What’s more, the novel form is poorly suited to a 100-hour game for the reasons noted above. Kassandra’s story, if played straight through, with side quests to level you up appropriately, can take maybe 30 hours, but the world of Odyssey is so big that many play closer to 70-80 hours (I’ve put in 110 hours and have completed the main storyline and hundreds of side quests, but there’s still a good 25 hours of DLC, quests, and map points left before I could 100% the game). In this novel, Kassandra’s story moves at a whirlwind pace, with major plot points coming and going every couple of pages as Kassandra bops around the Aegean world simply because that’s what the bullet point plotting requires: get to the next thing, get to the next thing, and do. It. All. So. Hard. It’s boring, it’s rushed, there’s no emotional significance or storytelling quality to any of it.

And of course there’s the prose (some choice selections highlighted here), which is the worst symptom of the franchise novel industrial complex, which requires authors to turn in manuscripts at a certain length in a short period of time. How do authors get there? Not by spending time figuring out how to adapt a 100-hour game into a 300 page novel so that its narrative feels worthwhile (because that time isn’t given to them!), but by telling readers in excruciating detail how Kassandra swung her legs off of a bed and coaxed food down her dry throat and peeled open her eyes and let a grin rise on her face, or how her belly groans, reminding her of the many hours since she has eaten, and so on.
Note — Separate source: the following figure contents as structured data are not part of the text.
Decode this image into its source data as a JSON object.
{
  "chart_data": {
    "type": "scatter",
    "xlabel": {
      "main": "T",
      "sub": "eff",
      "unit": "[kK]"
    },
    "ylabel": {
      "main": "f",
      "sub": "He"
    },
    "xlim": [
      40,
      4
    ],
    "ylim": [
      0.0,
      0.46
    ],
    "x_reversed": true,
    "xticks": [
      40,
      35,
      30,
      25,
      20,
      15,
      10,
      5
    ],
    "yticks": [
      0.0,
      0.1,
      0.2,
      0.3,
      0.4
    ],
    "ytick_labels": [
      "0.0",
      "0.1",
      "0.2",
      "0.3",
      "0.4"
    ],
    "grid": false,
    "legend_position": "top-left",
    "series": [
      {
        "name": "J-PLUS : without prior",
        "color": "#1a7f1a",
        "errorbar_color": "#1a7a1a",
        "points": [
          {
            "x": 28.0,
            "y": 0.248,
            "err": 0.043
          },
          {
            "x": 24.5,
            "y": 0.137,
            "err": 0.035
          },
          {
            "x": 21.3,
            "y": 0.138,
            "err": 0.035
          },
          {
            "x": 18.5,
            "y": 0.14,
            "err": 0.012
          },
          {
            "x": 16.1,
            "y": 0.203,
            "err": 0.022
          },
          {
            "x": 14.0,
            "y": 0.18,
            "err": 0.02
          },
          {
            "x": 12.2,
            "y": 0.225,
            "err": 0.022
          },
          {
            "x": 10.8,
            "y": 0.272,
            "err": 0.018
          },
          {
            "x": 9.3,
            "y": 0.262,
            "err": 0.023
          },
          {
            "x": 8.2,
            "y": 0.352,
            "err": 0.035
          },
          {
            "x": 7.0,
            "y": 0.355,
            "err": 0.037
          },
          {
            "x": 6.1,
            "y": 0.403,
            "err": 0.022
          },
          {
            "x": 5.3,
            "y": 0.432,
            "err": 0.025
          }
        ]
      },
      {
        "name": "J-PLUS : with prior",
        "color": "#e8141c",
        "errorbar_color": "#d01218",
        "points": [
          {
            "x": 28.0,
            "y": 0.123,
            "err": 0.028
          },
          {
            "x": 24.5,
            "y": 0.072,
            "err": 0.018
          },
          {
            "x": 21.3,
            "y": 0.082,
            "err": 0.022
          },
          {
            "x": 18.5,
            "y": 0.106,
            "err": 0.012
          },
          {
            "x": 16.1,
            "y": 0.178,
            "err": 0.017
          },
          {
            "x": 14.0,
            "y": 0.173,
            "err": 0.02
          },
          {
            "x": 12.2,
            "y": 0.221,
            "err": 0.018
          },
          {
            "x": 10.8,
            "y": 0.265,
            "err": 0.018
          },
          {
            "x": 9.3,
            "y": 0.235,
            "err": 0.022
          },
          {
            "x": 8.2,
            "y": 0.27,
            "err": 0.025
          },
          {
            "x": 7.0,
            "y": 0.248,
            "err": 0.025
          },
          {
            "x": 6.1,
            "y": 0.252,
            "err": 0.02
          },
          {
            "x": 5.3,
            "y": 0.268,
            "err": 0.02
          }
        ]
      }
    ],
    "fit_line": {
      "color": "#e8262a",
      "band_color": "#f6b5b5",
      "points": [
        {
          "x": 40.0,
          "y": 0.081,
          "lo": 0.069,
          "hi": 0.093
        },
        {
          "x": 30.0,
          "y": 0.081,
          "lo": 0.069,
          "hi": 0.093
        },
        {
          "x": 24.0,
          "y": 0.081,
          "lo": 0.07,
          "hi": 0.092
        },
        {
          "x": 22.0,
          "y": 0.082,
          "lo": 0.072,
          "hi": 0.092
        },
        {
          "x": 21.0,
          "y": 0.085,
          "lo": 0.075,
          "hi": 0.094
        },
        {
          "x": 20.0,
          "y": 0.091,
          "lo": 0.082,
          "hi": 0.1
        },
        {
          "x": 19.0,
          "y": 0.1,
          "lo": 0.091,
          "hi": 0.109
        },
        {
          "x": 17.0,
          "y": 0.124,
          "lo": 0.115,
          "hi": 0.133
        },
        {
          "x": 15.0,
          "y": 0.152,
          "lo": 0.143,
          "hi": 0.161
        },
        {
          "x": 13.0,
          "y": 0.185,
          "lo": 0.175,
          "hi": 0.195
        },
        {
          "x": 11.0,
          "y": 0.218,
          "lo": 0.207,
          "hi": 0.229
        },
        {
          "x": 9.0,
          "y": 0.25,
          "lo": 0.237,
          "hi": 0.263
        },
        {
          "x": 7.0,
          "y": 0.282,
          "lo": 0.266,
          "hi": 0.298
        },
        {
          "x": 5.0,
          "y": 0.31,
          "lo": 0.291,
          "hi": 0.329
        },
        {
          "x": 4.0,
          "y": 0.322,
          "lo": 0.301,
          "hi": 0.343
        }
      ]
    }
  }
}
At this point I’m wondering why we don’t hear about how

Kassandra flexes her ass muscles to squeeze the shit from her anus, clenching as it passes like a baby from her body, her sphincter cutting off the turd so it drops with a heavy, wet thud to the shit heap at the bottom of the public toilet, the stench nearly knocking Kassandra from her aching feet, which had traversed all of Greece with nary a minute of rest. She felt lighter after her shit, like Ikaros flying on wing in the scorching hot blazing fiery sun of the just-like-the-movie-300 world of ancient Greece.

I stopped a third of the way through the novel, so for all I know, that sentence is already there. And kudos, if so, because too few authors pause to let their character’s have a nice shit.

But this kind of writing infests the novel: it’s all about needless intensity, about writing sentence upon sentence of unnecessary description of common physical actions that take the place of what could be a greater emphasis on character, emotion, worldbuilding, and otherwise useful storytelling. It’s boring, it’s bad, and it’s not doing any good to anyone. Books like this serve to reemphasize the terrible quality of so many franchise novels, add nothing to the experience of the original, and waste everyone’s time: the author’s, the publisher’s, and most definitely the reader’s.

At least the author got paid, and to that I say, good for you! And to the publisher I say, seriously, do better. I know it’s a franchise novel and it’s easy to write them off. But I’d like to imagine we can have a world where Kassandra’s story is just as good, if not better, in a novel as it is in the game. She deserved better. So did I. So did Gordon Doherty.